Un ruido diferente y ensordecedor me alarmó; de pronto el rodar del tren se volvió estridentemente metálico; la señorita Leonor me advirtió:
—Estamos pasando por el puente de fierro de El Llano, que cruza el río Duero; eso quiere decir que estamos ya muy cerca de Zamora. Conviene que nos levantemos y vayamos a donde están las compañeras.
Así lo hicimos. Fue emocionante caminar los
pasillos con los coches en movimiento y cargando los
velices. Fue emocionante el cruzar de un coche al otro
recibiendo la ráfaga del aire frío de una mañana de
diciembre. Como algunos pasajeros habían ya bajado,
sobre todo en Estación Moreno, pudimos sentarnos con
nuestro grupo que viajaba muy animado por ya pronto
llegar a su destino. Sólo yo seguiría más adelante. Y
así a través de un valle de tierras bien cultivadas apareció
Zamora; un gran caserío y destacando las torres
de sus múltiples iglesias ¡Hasta una Catedral hay! Y
¡qué grande la Estación del Ferrocarril! Los andenes de
carga y descarga de mercancías. El maquinista alineó
los coches de pasajeros con la sala de espera, separándolos
del resto a fin de hacer una maniobra para dejar
en otras vías algunos de los carros de carga y enganchar
otros. Esto me dió el tiempo para despedirme del
grupo que bajó del tren para subir a otro más chiquito
y tirado por mulas mansas: le llaman tranvía.
Teníamos estacionados más de media hora.
Ya habían subido nuevos pasajeros, sin embargo los
carros se ven semivacíos. Me estaba acostumbrando a
las sacudidas con las que el tren hace el movimiento
de enganchar y desenganchar los diferentes vagones
de carga. El coche donde antes viajé, estaba más desocupado;
así que tomé mi maleta y avancé los pasillos
para ocupar el mismo asiento que ocupé con la señorita
Leonor. Al cruzarme con un grupo que apenas se está
acomodando, escuché a una señora que advirtió a su
familia:
—¡Cierren las ventanillas! No vaya ha haber “colgados”
de los postes del telégrafo ¿Te acuerdas? Fue antes de llegar
a la Estación Falcón que estaban los cuerpos putrefactos
de dos bandidos, meciéndose al viento. ¡Qué feo olor invadió
todo el tren!
—Sí… es repugnante; pero han disminuido los asaltantes
de caminos y los robavacas. ¡Para eso los dejan exhibiéndolos
colgados!
Por el frío de diciembre y porque es una hora todavía
temprana de la mañana, eran pocas las ventanillas
abiertas, entre ellas la que correspondían a mi asiento;
así que mejor la cerré ¡No quería volver ha percibir en
mi olfato el nauseabundo olor de los cadáveres, que
impregnó mi cuerpo y mi mente cuando en el funeral de
mi mamá y de los victimados por Inés Chávez, tuvieron
por mortaja un petate que no aislaron los acres fluidos
de la muerte!
Por fin dejamos Zamora y partimos rumbo a Yurécuaro.
Los asientos a mi alrededor no estaban ocupados.
Vi a un señor que se parecía a don José Martínez,
el esposo de la señora Aurora, pienso que ha de ser
abogado como él; tan pronto como arrancó el tren, sacó
de sus bolsillos un pequeño libro y estuvo absorto en su
lectura.
Este para mí era el momento que había estado
esperando para volver a leer la carta de mi mamá.
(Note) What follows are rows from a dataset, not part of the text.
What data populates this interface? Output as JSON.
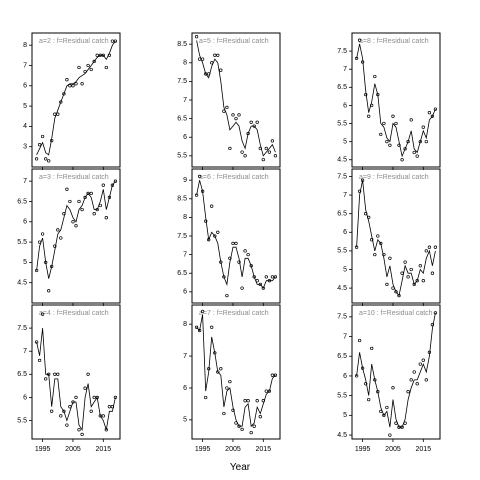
{
  "chart_data": {
    "xlabel": "Year",
    "x_ticks": [
      1995,
      2005,
      2015
    ],
    "panels": [
      {
        "title": "a=2 : f=Residual catch",
        "type": "scatter",
        "x": [
          1993,
          1994,
          1995,
          1996,
          1997,
          1998,
          1999,
          2000,
          2001,
          2002,
          2003,
          2004,
          2005,
          2006,
          2007,
          2008,
          2009,
          2010,
          2011,
          2012,
          2013,
          2014,
          2015,
          2016,
          2017,
          2018,
          2019
        ],
        "y": [
          2.4,
          3.1,
          3.5,
          2.4,
          2.3,
          3.3,
          4.6,
          4.6,
          5.2,
          5.6,
          6.3,
          6.0,
          6.0,
          6.1,
          6.9,
          6.1,
          6.7,
          7.0,
          6.8,
          7.2,
          7.5,
          7.5,
          7.5,
          6.9,
          7.5,
          8.2,
          8.2
        ],
        "fit": [
          2.6,
          2.9,
          3.2,
          2.7,
          2.6,
          3.4,
          4.4,
          4.8,
          5.2,
          5.6,
          6.0,
          6.1,
          6.1,
          6.2,
          6.4,
          6.5,
          6.6,
          6.8,
          7.0,
          7.2,
          7.4,
          7.5,
          7.5,
          7.3,
          7.6,
          8.0,
          8.2
        ],
        "yticks": [
          3,
          4,
          5,
          6,
          7,
          8
        ],
        "ylim": [
          2.0,
          8.6
        ]
      },
      {
        "title": "a=5 : f=Residual catch",
        "type": "scatter",
        "x": [
          1993,
          1994,
          1995,
          1996,
          1997,
          1998,
          1999,
          2000,
          2001,
          2002,
          2003,
          2004,
          2005,
          2006,
          2007,
          2008,
          2009,
          2010,
          2011,
          2012,
          2013,
          2014,
          2015,
          2016,
          2017,
          2018,
          2019
        ],
        "y": [
          8.7,
          8.1,
          8.1,
          7.7,
          7.7,
          8.0,
          8.2,
          8.2,
          7.8,
          6.7,
          6.8,
          5.7,
          6.6,
          6.5,
          6.6,
          5.6,
          5.5,
          6.1,
          6.4,
          6.3,
          6.4,
          5.7,
          5.4,
          5.7,
          5.6,
          5.9,
          5.5
        ],
        "fit": [
          8.6,
          8.2,
          8.0,
          7.7,
          7.6,
          7.9,
          8.1,
          8.0,
          7.5,
          6.8,
          6.6,
          6.2,
          6.3,
          6.4,
          6.3,
          5.9,
          5.7,
          6.1,
          6.3,
          6.3,
          6.2,
          5.8,
          5.5,
          5.6,
          5.7,
          5.8,
          5.6
        ],
        "yticks": [
          5.5,
          6.0,
          6.5,
          7.0,
          7.5,
          8.0,
          8.5
        ],
        "ylim": [
          5.2,
          8.8
        ]
      },
      {
        "title": "a=8 : f=Residual catch",
        "type": "scatter",
        "x": [
          1993,
          1994,
          1995,
          1996,
          1997,
          1998,
          1999,
          2000,
          2001,
          2002,
          2003,
          2004,
          2005,
          2006,
          2007,
          2008,
          2009,
          2010,
          2011,
          2012,
          2013,
          2014,
          2015,
          2016,
          2017,
          2018,
          2019
        ],
        "y": [
          7.3,
          7.8,
          7.2,
          6.3,
          5.7,
          6.0,
          6.8,
          6.3,
          5.2,
          5.5,
          5.0,
          4.9,
          5.7,
          5.5,
          4.9,
          4.5,
          4.8,
          5.0,
          5.6,
          4.7,
          4.6,
          5.0,
          5.4,
          5.0,
          5.8,
          5.7,
          5.9
        ],
        "fit": [
          7.3,
          7.7,
          7.3,
          6.4,
          5.8,
          6.1,
          6.6,
          6.3,
          5.5,
          5.4,
          5.1,
          5.0,
          5.5,
          5.4,
          5.0,
          4.6,
          4.8,
          5.0,
          5.3,
          4.8,
          4.7,
          5.0,
          5.3,
          5.1,
          5.6,
          5.7,
          5.9
        ],
        "yticks": [
          4.5,
          5.0,
          5.5,
          6.0,
          6.5,
          7.0,
          7.5
        ],
        "ylim": [
          4.3,
          8.0
        ]
      },
      {
        "title": "a=3 : f=Residual catch",
        "type": "scatter",
        "x": [
          1993,
          1994,
          1995,
          1996,
          1997,
          1998,
          1999,
          2000,
          2001,
          2002,
          2003,
          2004,
          2005,
          2006,
          2007,
          2008,
          2009,
          2010,
          2011,
          2012,
          2013,
          2014,
          2015,
          2016,
          2017,
          2018,
          2019
        ],
        "y": [
          4.8,
          5.5,
          5.7,
          5.0,
          4.3,
          4.9,
          5.4,
          5.8,
          5.6,
          6.2,
          6.8,
          6.5,
          6.0,
          5.9,
          6.5,
          6.3,
          6.6,
          6.7,
          6.7,
          6.2,
          6.3,
          6.4,
          6.9,
          6.1,
          6.6,
          6.9,
          7.0
        ],
        "fit": [
          4.8,
          5.4,
          5.6,
          5.0,
          4.6,
          4.9,
          5.3,
          5.7,
          5.8,
          6.1,
          6.4,
          6.3,
          6.1,
          6.0,
          6.3,
          6.4,
          6.6,
          6.7,
          6.6,
          6.3,
          6.3,
          6.5,
          6.8,
          6.3,
          6.6,
          6.9,
          7.0
        ],
        "yticks": [
          4.5,
          5.0,
          5.5,
          6.0,
          6.5,
          7.0
        ],
        "ylim": [
          4.0,
          7.3
        ]
      },
      {
        "title": "a=6 : f=Residual catch",
        "type": "scatter",
        "x": [
          1993,
          1994,
          1995,
          1996,
          1997,
          1998,
          1999,
          2000,
          2001,
          2002,
          2003,
          2004,
          2005,
          2006,
          2007,
          2008,
          2009,
          2010,
          2011,
          2012,
          2013,
          2014,
          2015,
          2016,
          2017,
          2018,
          2019
        ],
        "y": [
          8.6,
          9.1,
          8.7,
          7.9,
          7.4,
          8.3,
          7.5,
          7.6,
          6.8,
          6.4,
          5.9,
          6.9,
          7.3,
          7.3,
          6.8,
          6.1,
          7.1,
          7.0,
          6.7,
          6.4,
          6.3,
          6.2,
          6.1,
          6.4,
          6.3,
          6.4,
          6.4
        ],
        "fit": [
          8.6,
          9.0,
          8.7,
          8.0,
          7.4,
          7.6,
          7.5,
          7.3,
          6.8,
          6.4,
          6.2,
          6.8,
          7.2,
          7.2,
          6.9,
          6.4,
          6.9,
          6.9,
          6.7,
          6.4,
          6.2,
          6.2,
          6.1,
          6.3,
          6.3,
          6.3,
          6.4
        ],
        "yticks": [
          6.0,
          6.5,
          7.0,
          7.5,
          8.0,
          8.5,
          9.0
        ],
        "ylim": [
          5.7,
          9.3
        ]
      },
      {
        "title": "a=9 : f=Residual catch",
        "type": "scatter",
        "x": [
          1993,
          1994,
          1995,
          1996,
          1997,
          1998,
          1999,
          2000,
          2001,
          2002,
          2003,
          2004,
          2005,
          2006,
          2007,
          2008,
          2009,
          2010,
          2011,
          2012,
          2013,
          2014,
          2015,
          2016,
          2017,
          2018,
          2019
        ],
        "y": [
          5.6,
          7.1,
          7.4,
          6.5,
          6.4,
          5.8,
          5.4,
          5.9,
          5.7,
          5.4,
          4.6,
          5.3,
          4.5,
          4.4,
          4.3,
          4.9,
          5.2,
          4.8,
          5.0,
          4.6,
          4.7,
          5.1,
          4.7,
          5.5,
          5.6,
          4.9,
          5.6
        ],
        "fit": [
          5.6,
          7.0,
          7.4,
          6.6,
          6.3,
          5.9,
          5.5,
          5.8,
          5.7,
          5.3,
          4.8,
          5.1,
          4.6,
          4.4,
          4.3,
          4.7,
          5.1,
          4.9,
          4.9,
          4.6,
          4.7,
          5.0,
          4.9,
          5.3,
          5.5,
          5.1,
          5.5
        ],
        "yticks": [
          4.5,
          5.0,
          5.5,
          6.0,
          6.5,
          7.0,
          7.5
        ],
        "ylim": [
          4.1,
          7.7
        ]
      },
      {
        "title": "a=4 : f=Residual catch",
        "type": "scatter",
        "x": [
          1993,
          1994,
          1995,
          1996,
          1997,
          1998,
          1999,
          2000,
          2001,
          2002,
          2003,
          2004,
          2005,
          2006,
          2007,
          2008,
          2009,
          2010,
          2011,
          2012,
          2013,
          2014,
          2015,
          2016,
          2017,
          2018,
          2019
        ],
        "y": [
          7.2,
          6.8,
          7.8,
          6.4,
          6.5,
          5.7,
          6.5,
          6.5,
          5.6,
          5.7,
          5.4,
          5.8,
          5.9,
          6.0,
          5.3,
          5.2,
          6.2,
          6.5,
          5.7,
          6.0,
          6.0,
          5.6,
          5.6,
          5.3,
          5.8,
          5.8,
          6.0
        ],
        "fit": [
          7.2,
          6.9,
          7.5,
          6.5,
          6.5,
          5.8,
          6.4,
          6.4,
          5.8,
          5.7,
          5.5,
          5.7,
          5.9,
          5.9,
          5.4,
          5.3,
          6.0,
          6.3,
          5.8,
          5.9,
          6.0,
          5.6,
          5.5,
          5.3,
          5.7,
          5.7,
          6.0
        ],
        "yticks": [
          5.5,
          6.0,
          6.5,
          7.0,
          7.5
        ],
        "ylim": [
          5.1,
          8.0
        ]
      },
      {
        "title": "a=7 : f=Residual catch",
        "type": "scatter",
        "x": [
          1993,
          1994,
          1995,
          1996,
          1997,
          1998,
          1999,
          2000,
          2001,
          2002,
          2003,
          2004,
          2005,
          2006,
          2007,
          2008,
          2009,
          2010,
          2011,
          2012,
          2013,
          2014,
          2015,
          2016,
          2017,
          2018,
          2019
        ],
        "y": [
          7.9,
          7.8,
          8.4,
          5.7,
          6.6,
          7.9,
          7.1,
          6.5,
          6.6,
          5.2,
          6.0,
          6.2,
          5.3,
          4.9,
          4.8,
          4.7,
          5.6,
          5.6,
          4.6,
          4.8,
          5.6,
          5.1,
          5.6,
          5.9,
          5.9,
          6.4,
          6.4
        ],
        "fit": [
          7.9,
          7.8,
          8.3,
          5.9,
          6.5,
          7.6,
          7.1,
          6.5,
          6.4,
          5.4,
          5.9,
          6.0,
          5.4,
          5.0,
          4.8,
          4.8,
          5.4,
          5.5,
          4.8,
          4.9,
          5.4,
          5.2,
          5.5,
          5.8,
          5.9,
          6.3,
          6.4
        ],
        "yticks": [
          5,
          6,
          7,
          8
        ],
        "ylim": [
          4.4,
          8.6
        ]
      },
      {
        "title": "a=10 : f=Residual catch",
        "type": "scatter",
        "x": [
          1993,
          1994,
          1995,
          1996,
          1997,
          1998,
          1999,
          2000,
          2001,
          2002,
          2003,
          2004,
          2005,
          2006,
          2007,
          2008,
          2009,
          2010,
          2011,
          2012,
          2013,
          2014,
          2015,
          2016,
          2017,
          2018,
          2019
        ],
        "y": [
          6.0,
          6.9,
          6.2,
          5.8,
          5.4,
          6.7,
          5.9,
          5.6,
          5.1,
          5.0,
          5.2,
          4.5,
          5.7,
          4.8,
          4.7,
          4.7,
          4.8,
          5.6,
          5.9,
          6.1,
          5.8,
          6.3,
          6.4,
          5.9,
          6.6,
          7.3,
          7.6
        ],
        "fit": [
          6.0,
          6.6,
          6.2,
          5.9,
          5.5,
          6.3,
          5.9,
          5.6,
          5.2,
          5.0,
          5.1,
          4.7,
          5.4,
          4.9,
          4.7,
          4.7,
          4.9,
          5.4,
          5.7,
          5.9,
          5.9,
          6.1,
          6.3,
          6.1,
          6.5,
          7.2,
          7.6
        ],
        "yticks": [
          4.5,
          5.0,
          5.5,
          6.0,
          6.5,
          7.0,
          7.5
        ],
        "ylim": [
          4.4,
          7.8
        ]
      }
    ]
  }
}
Tuve
miedo de volver a llorar, tuve miedo de delatar mis sentimientos
encontrados si la releía estando aún con el
grupo de aspirantes. Por primera vez quería ser egoísta
con todo lo que para mí representaba ese último testimonio.
No quería compartir con nadie esos secretos tan
íntimos de mi madre. Y pensando en todo esto, busqué
el sobre, desdoble sobre mis rodillas las hojas manuscritas
y empecé a leer:
Querida hija María Luisa:
En mi vida he tomado siempre con valentía mis decisiones;
pero ninguna me ha costado más trabajo y más esfuerzo
que el escribir esta carta. Las razones las comprenderás al
leer su contenido.
Es innegable el amor que guardas para tu papá y el que
me tienes a mí. La manifestación más pura del amor es la
confianza, y tú has confiado siempre en tus padres. Has
confiado tanto que nunca has preguntado ¿Quiénes somos?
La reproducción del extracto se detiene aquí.